En effet, le séquençage d’ARN à haut débit actuel d’échantillons de sang total est coûteux et nécessite des installations et une expertise technique dépassant la portée de la plupart des cliniques de diagnostic.
« Pour garantir l’utilité clinique, le développement ultérieur de l’approche nécessitera de grandes cohortes de patients potentiels, avec des phénotypes cliniques cohérents, détaillés et précis. En élargissant la gamme d’affections incluses dans la découverte des panels de transcription, il pourrait être possible d’améliorer le traitement d’un grand nombre de patients, en particulier pour les affections rares et sous-diagnostiquées pour lesquelles une détection précoce et donc un traitement pourraient présenter un avantage significatif. .»
Conclusions
La présente étude montre comment les modèles ML peuvent utiliser efficacement un seul échantillon de sang total pour diagnostiquer et distinguer avec précision et rapidité les affections pédiatriques courantes.
Le modèle hybride LASSO-Ridge a été identifié comme le modèle le plus performant après la pénalisation du modèle via un « apprentissage sensible aux coûts », une approche qui donne la priorité aux diagnostics précis de maladies potentiellement mortelles plutôt qu’à l’identification erronée de conditions moins morbides.

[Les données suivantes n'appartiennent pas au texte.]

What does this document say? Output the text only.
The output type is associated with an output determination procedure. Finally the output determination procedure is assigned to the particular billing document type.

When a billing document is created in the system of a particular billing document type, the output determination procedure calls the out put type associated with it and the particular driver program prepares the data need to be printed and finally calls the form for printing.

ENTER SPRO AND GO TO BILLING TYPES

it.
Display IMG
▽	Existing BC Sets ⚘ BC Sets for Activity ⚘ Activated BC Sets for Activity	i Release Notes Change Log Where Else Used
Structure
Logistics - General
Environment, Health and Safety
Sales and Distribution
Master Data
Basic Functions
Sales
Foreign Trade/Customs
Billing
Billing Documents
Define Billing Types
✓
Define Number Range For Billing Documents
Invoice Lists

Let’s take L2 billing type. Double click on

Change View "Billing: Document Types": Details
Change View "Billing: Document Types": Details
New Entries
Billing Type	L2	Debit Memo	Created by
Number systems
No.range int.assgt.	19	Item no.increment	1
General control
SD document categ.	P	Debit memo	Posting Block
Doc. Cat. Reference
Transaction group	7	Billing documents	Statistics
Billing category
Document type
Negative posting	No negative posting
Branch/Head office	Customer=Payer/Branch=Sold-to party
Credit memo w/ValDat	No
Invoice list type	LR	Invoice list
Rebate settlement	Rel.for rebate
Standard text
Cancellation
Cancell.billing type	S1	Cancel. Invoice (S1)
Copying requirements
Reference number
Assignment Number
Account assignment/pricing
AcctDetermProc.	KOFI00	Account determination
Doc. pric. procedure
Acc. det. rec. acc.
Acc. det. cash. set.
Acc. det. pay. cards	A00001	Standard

L’analyse de l’ARN-seq sur sang total s’est ainsi avérée comme une alternative rapide et fiable aux approches diagnostiques cliniques conventionnelles, ces dernières prenant historiquement des jours ou des semaines, avec une précision diagnostique inférieure à 50 %.
«… étant donné les cohortes cliniques et les ensembles de données d’expression génique appropriés, il pourrait être possible d’étendre ce principe à d’autres populations telles que les adultes, les patients présentant des comorbidités et les populations affectées par des agents pathogènes spécifiques à certaines zones géographiques, comme la dengue, les infections à arbovirus ou maladies zoonotiques telles que la maladie de Lyme et le typhus, qui posent des défis diagnostiques considérables.

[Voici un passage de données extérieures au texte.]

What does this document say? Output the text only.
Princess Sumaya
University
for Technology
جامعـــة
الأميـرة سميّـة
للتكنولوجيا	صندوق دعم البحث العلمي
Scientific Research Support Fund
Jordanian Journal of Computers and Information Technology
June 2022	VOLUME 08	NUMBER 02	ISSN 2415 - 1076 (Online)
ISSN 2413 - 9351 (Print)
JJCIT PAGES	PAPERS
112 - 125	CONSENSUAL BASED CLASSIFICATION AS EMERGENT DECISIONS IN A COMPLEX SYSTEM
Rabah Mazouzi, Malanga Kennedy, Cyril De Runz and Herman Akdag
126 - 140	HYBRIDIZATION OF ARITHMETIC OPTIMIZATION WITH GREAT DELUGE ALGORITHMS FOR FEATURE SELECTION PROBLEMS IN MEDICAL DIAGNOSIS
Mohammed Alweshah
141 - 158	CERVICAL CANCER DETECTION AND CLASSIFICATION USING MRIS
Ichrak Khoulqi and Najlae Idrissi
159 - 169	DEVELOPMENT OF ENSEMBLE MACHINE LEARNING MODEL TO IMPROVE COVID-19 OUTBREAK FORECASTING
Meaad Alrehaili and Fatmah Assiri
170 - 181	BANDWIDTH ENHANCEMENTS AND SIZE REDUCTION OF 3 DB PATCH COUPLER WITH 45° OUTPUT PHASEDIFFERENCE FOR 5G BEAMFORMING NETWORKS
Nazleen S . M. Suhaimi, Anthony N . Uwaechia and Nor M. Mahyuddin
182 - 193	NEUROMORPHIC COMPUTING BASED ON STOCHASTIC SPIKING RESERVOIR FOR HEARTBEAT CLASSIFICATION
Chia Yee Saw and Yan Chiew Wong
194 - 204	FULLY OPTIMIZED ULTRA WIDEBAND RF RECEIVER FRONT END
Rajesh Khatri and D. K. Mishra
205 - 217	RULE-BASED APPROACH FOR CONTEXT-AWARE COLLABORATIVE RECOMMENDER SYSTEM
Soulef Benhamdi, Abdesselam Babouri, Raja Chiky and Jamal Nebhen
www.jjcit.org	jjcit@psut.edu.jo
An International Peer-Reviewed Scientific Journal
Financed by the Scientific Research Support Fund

Ainsi, cette étude représente une preuve de concept qui pourrait ouvrir la voie à une nouvelle ère dans les diagnostics pédiatriques, avec des résultats potentiellement salvateurs.

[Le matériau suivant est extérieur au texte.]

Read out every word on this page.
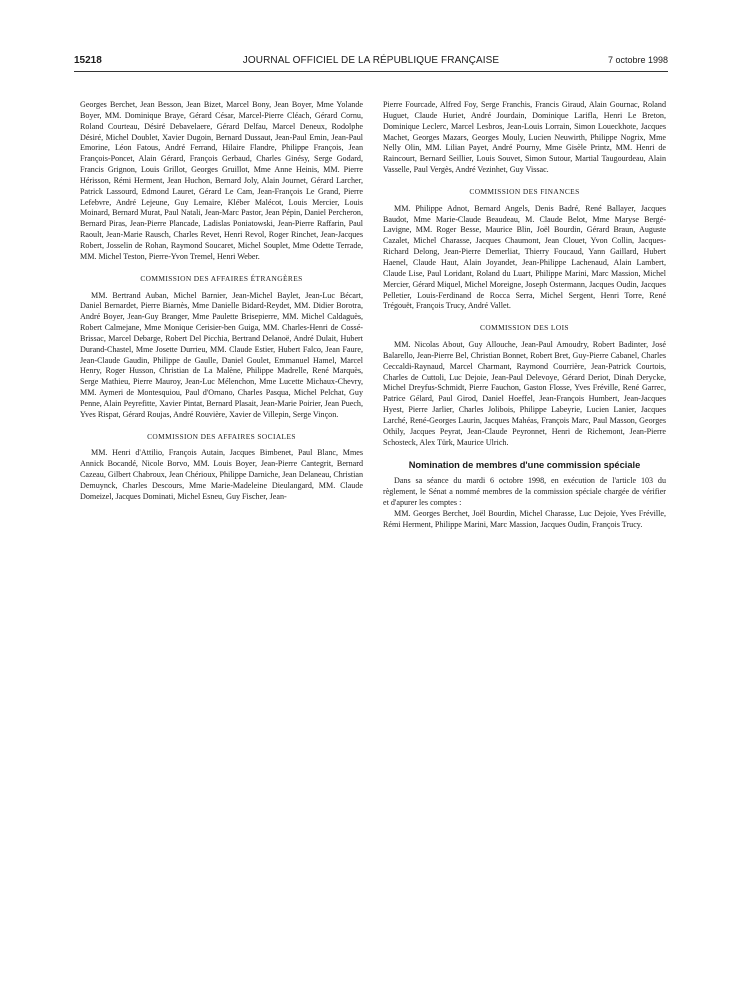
15218	JOURNAL OFFICIEL DE LA RÉPUBLIQUE FRANÇAISE	7 octobre 1998

Georges Berchet, Jean Besson, Jean Bizet, Marcel Bony, Jean Boyer, Mme Yolande Boyer, MM. Dominique Braye, Gérard César, Marcel-Pierre Cléach, Gérard Cornu, Roland Courteau, Désiré Debavelaere, Gérard Delfau, Marcel Deneux, Rodolphe Désiré, Michel Doublet, Xavier Dugoin, Bernard Dussaut, Jean-Paul Emin, Jean-Paul Emorine, Léon Fatous, André Ferrand, Hilaire Flandre, Philippe François, Jean François-Poncet, Alain Gérard, François Gerbaud, Charles Ginésy, Serge Godard, Francis Grignon, Louis Grillot, Georges Gruillot, Mme Anne Heinis, MM. Pierre Hérisson, Rémi Herment, Jean Huchon, Bernard Joly, Alain Journet, Gérard Larcher, Patrick Lassourd, Edmond Lauret, Gérard Le Cam, Jean-François Le Grand, Pierre Lefebvre, André Lejeune, Guy Lemaire, Kléber Malécot, Louis Mercier, Louis Moinard, Bernard Murat, Paul Natali, Jean-Marc Pastor, Jean Pépin, Daniel Percheron, Bernard Piras, Jean-Pierre Plancade, Ladislas Poniatowski, Jean-Pierre Raffarin, Paul Raoult, Jean-Marie Rausch, Charles Revet, Henri Revol, Roger Rinchet, Jean-Jacques Robert, Josselin de Rohan, Raymond Soucaret, Michel Souplet, Mme Odette Terrade, MM. Michel Teston, Pierre-Yvon Tremel, Henri Weber.

COMMISSION DES AFFAIRES ÉTRANGÈRES

MM. Bertrand Auban, Michel Barnier, Jean-Michel Baylet, Jean-Luc Bécart, Daniel Bernardet, Pierre Biarnès, Mme Danielle Bidard-Reydet, MM. Didier Borotra, André Boyer, Jean-Guy Branger, Mme Paulette Brisepierre, MM. Michel Caldaguès, Robert Calmejane, Mme Monique Cerisier-ben Guiga, MM. Charles-Henri de Cossé-Brissac, Marcel Debarge, Robert Del Picchia, Bertrand Delanoë, André Dulait, Hubert Durand-Chastel, Mme Josette Durrieu, MM. Claude Estier, Hubert Falco, Jean Faure, Jean-Claude Gaudin, Philippe de Gaulle, Daniel Goulet, Emmanuel Hamel, Marcel Henry, Roger Husson, Christian de La Malène, Philippe Madrelle, René Marquès, Serge Mathieu, Pierre Mauroy, Jean-Luc Mélenchon, Mme Lucette Michaux-Chevry, MM. Aymeri de Montesquiou, Paul d'Ornano, Charles Pasqua, Michel Pelchat, Guy Penne, Alain Peyrefitte, Xavier Pintat, Bernard Plasait, Jean-Marie Poirier, Jean Puech, Yves Rispat, Gérard Roujas, André Rouvière, Xavier de Villepin, Serge Vinçon.

COMMISSION DES AFFAIRES SOCIALES

MM. Henri d'Attilio, François Autain, Jacques Bimbenet, Paul Blanc, Mmes Annick Bocandé, Nicole Borvo, MM. Louis Boyer, Jean-Pierre Cantegrit, Bernard Cazeau, Gilbert Chabroux, Jean Chérioux, Philippe Darniche, Jean Delaneau, Christian Demuynck, Charles Descours, Mme Marie-Madeleine Dieulangard, MM. Claude Domeizel, Jacques Dominati, Michel Esneu, Guy Fischer, Jean-

Pierre Fourcade, Alfred Foy, Serge Franchis, Francis Giraud, Alain Gournac, Roland Huguet, Claude Huriet, André Jourdain, Dominique Larifla, Henri Le Breton, Dominique Leclerc, Marcel Lesbros, Jean-Louis Lorrain, Simon Loueckhote, Jacques Machet, Georges Mazars, Georges Mouly, Lucien Neuwirth, Philippe Nogrix, Mme Nelly Olin, MM. Lilian Payet, André Pourny, Mme Gisèle Printz, MM. Henri de Raincourt, Bernard Seillier, Louis Souvet, Simon Sutour, Martial Taugourdeau, Alain Vasselle, Paul Vergès, André Vezinhet, Guy Vissac.

COMMISSION DES FINANCES

MM. Philippe Adnot, Bernard Angels, Denis Badré, René Ballayer, Jacques Baudot, Mme Marie-Claude Beaudeau, M. Claude Belot, Mme Maryse Bergé-Lavigne, MM. Roger Besse, Maurice Blin, Joël Bourdin, Gérard Braun, Auguste Cazalet, Michel Charasse, Jacques Chaumont, Jean Clouet, Yvon Collin, Jacques-Richard Delong, Jean-Pierre Demerliat, Thierry Foucaud, Yann Gaillard, Hubert Haenel, Claude Haut, Alain Joyandet, Jean-Philippe Lachenaud, Alain Lambert, Claude Lise, Paul Loridant, Roland du Luart, Philippe Marini, Marc Massion, Michel Mercier, Gérard Miquel, Michel Moreigne, Joseph Ostermann, Jacques Oudin, Jacques Pelletier, Louis-Ferdinand de Rocca Serra, Michel Sergent, Henri Torre, René Trégouët, François Trucy, André Vallet.

COMMISSION DES LOIS

MM. Nicolas About, Guy Allouche, Jean-Paul Amoudry, Robert Badinter, José Balarello, Jean-Pierre Bel, Christian Bonnet, Robert Bret, Guy-Pierre Cabanel, Charles Ceccaldi-Raynaud, Marcel Charmant, Raymond Courrière, Jean-Patrick Courtois, Charles de Cuttoli, Luc Dejoie, Jean-Paul Delevoye, Gérard Deriot, Dinah Derycke, Michel Dreyfus-Schmidt, Pierre Fauchon, Gaston Flosse, Yves Fréville, René Garrec, Patrice Gélard, Paul Girod, Daniel Hoeffel, Jean-François Humbert, Jean-Jacques Hyest, Pierre Jarlier, Charles Jolibois, Philippe Labeyrie, Lucien Lanier, Jacques Larché, René-Georges Laurin, Jacques Mahéas, François Marc, Paul Masson, Georges Othily, Jacques Peyrat, Jean-Claude Peyronnet, Henri de Richemont, Jean-Pierre Schosteck, Alex Türk, Maurice Ulrich.

Nomination de membres d'une commission spéciale

Dans sa séance du mardi 6 octobre 1998, en exécution de l'article 103 du règlement, le Sénat a nommé membres de la commission spéciale chargée de vérifier et d'apurer les comptes :

MM. Georges Berchet, Joël Bourdin, Michel Charasse, Luc Dejoie, Yves Fréville, Rémi Herment, Philippe Marini, Marc Massion, Jacques Oudin, François Trucy.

Avec la baisse progressive des dépenses associées au séquençage de nouvelle génération et l’adoption plus large de ces outils, les futurs cliniciens pourraient avoir accès à des informations diagnostiques en quelques heures, réduisant ainsi considérablement les erreurs d’identification, améliorant les résultats cliniques et réduisant indirectement le fardeau mondial des antibiotiques. pathogènes résistants.